Mastering Ansible Check Mode

On first glance, working with Ansible check mode can seem difficult to the point of not being worth pursuing. However with a few tricks, check mode can be tamed and used in your daily Ansible life. Read on below, for more ...

Overview

ansible-playbook provides a --check option, which enables Ansible check mode. In this mode, Ansible runs through your playbook and reports what it would do, but makes no actual changes. This allows you to validate your code before applying it for real, providing several benefits including:

allowing you to catch syntax errors in your code
allowing you to validate the changes that Ansible intends to make, to ensure they match your expectations

Additionally, you can also pass --diff. With this option, for each task that Ansible detects changes will be necessary, Ansible will output the difference between the current state and the changes it intends to make.

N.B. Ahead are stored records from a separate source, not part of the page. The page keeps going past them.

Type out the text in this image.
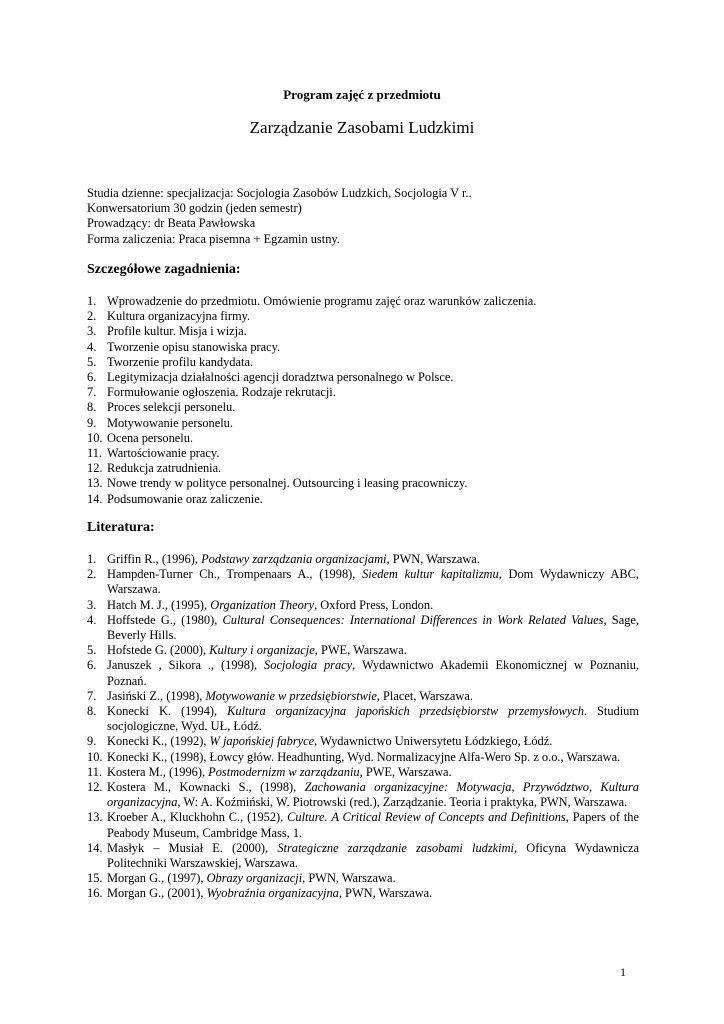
Program zajęć z przedmiotu
Zarządzanie Zasobami Ludzkimi
Studia dzienne: specjalizacja: Socjologia Zasobów Ludzkich, Socjologia V r..
Konwersatorium 30 godzin (jeden semestr)
Prowadzący: dr Beata Pawłowska
Forma zaliczenia: Praca pisemna + Egzamin ustny.
Szczegółowe zagadnienia:
1. Wprowadzenie do przedmiotu. Omówienie programu zajęć oraz warunków zaliczenia.
2. Kultura organizacyjna firmy.
3. Profile kultur. Misja i wizja.
4. Tworzenie opisu stanowiska pracy.
5. Tworzenie profilu kandydata.
6. Legitymizacja działalności agencji doradztwa personalnego w Polsce.
7. Formułowanie ogłoszenia. Rodzaje rekrutacji.
8. Proces selekcji personelu.
9. Motywowanie personelu.
10. Ocena personelu.
11. Wartościowanie pracy.
12. Redukcja zatrudnienia.
13. Nowe trendy w polityce personalnej. Outsourcing i leasing pracowniczy.
14. Podsumowanie oraz zaliczenie.
Literatura:
1. Griffin R., (1996), Podstawy zarządzania organizacjami, PWN, Warszawa.
2. Hampden-Turner Ch., Trompenaars A., (1998), Siedem kultur kapitalizmu, Dom Wydawniczy ABC, Warszawa.
3. Hatch M. J., (1995), Organization Theory, Oxford Press, London.
4. Hoffstede G., (1980), Cultural Consequences: International Differences in Work Related Values, Sage, Beverly Hills.
5. Hofstede G. (2000), Kultury i organizacje, PWE, Warszawa.
6. Januszek , Sikora ., (1998), Socjologia pracy, Wydawnictwo Akademii Ekonomicznej w Poznaniu, Poznań.
7. Jasiński Z., (1998), Motywowanie w przedsiębiorstwie, Placet, Warszawa.
8. Konecki K. (1994), Kultura organizacyjna japońskich przedsiębiorstw przemysłowych. Studium socjologiczne, Wyd. UŁ, Łódź.
9. Konecki K., (1992), W japońskiej fabryce, Wydawnictwo Uniwersytetu Łódzkiego, Łódź.
10. Konecki K., (1998), Łowcy głów. Headhunting, Wyd. Normalizacyjne Alfa-Wero Sp. z o.o., Warszawa.
11. Kostera M., (1996), Postmodernizm w zarządzaniu, PWE, Warszawa.
12. Kostera M., Kownacki S., (1998), Zachowania organizacyjne: Motywacja, Przywództwo, Kultura organizacyjna, W: A. Koźmiński, W. Piotrowski (red.), Zarządzanie. Teoria i praktyka, PWN, Warszawa.
13. Kroeber A., Kluckhohn C., (1952), Culture. A Critical Review of Concepts and Definitions, Papers of the Peabody Museum, Cambridge Mass, 1.
14. Masłyk – Musiał E. (2000), Strategiczne zarządzanie zasobami ludzkimi, Oficyna Wydawnicza Politechniki Warszawskiej, Warszawa.
15. Morgan G., (1997), Obrazy organizacji, PWN, Warszawa.
16. Morgan G., (2001), Wyobraźnia organizacyjna, PWN, Warszawa.
1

A simple example of these options:

ansible-playbook --check --diff some_playbook.yml

Limitations

On face value, this seems like a great feature, however it comes with a couple of caveats. These caveats are such that you can be left wondering if check mode is actually of any practical use. Indeed, Ansible's own documentation has this to say about check mode:

Check mode is just a simulation, and if you have steps that use conditionals that depend on the results of prior commands, it may be less useful for you.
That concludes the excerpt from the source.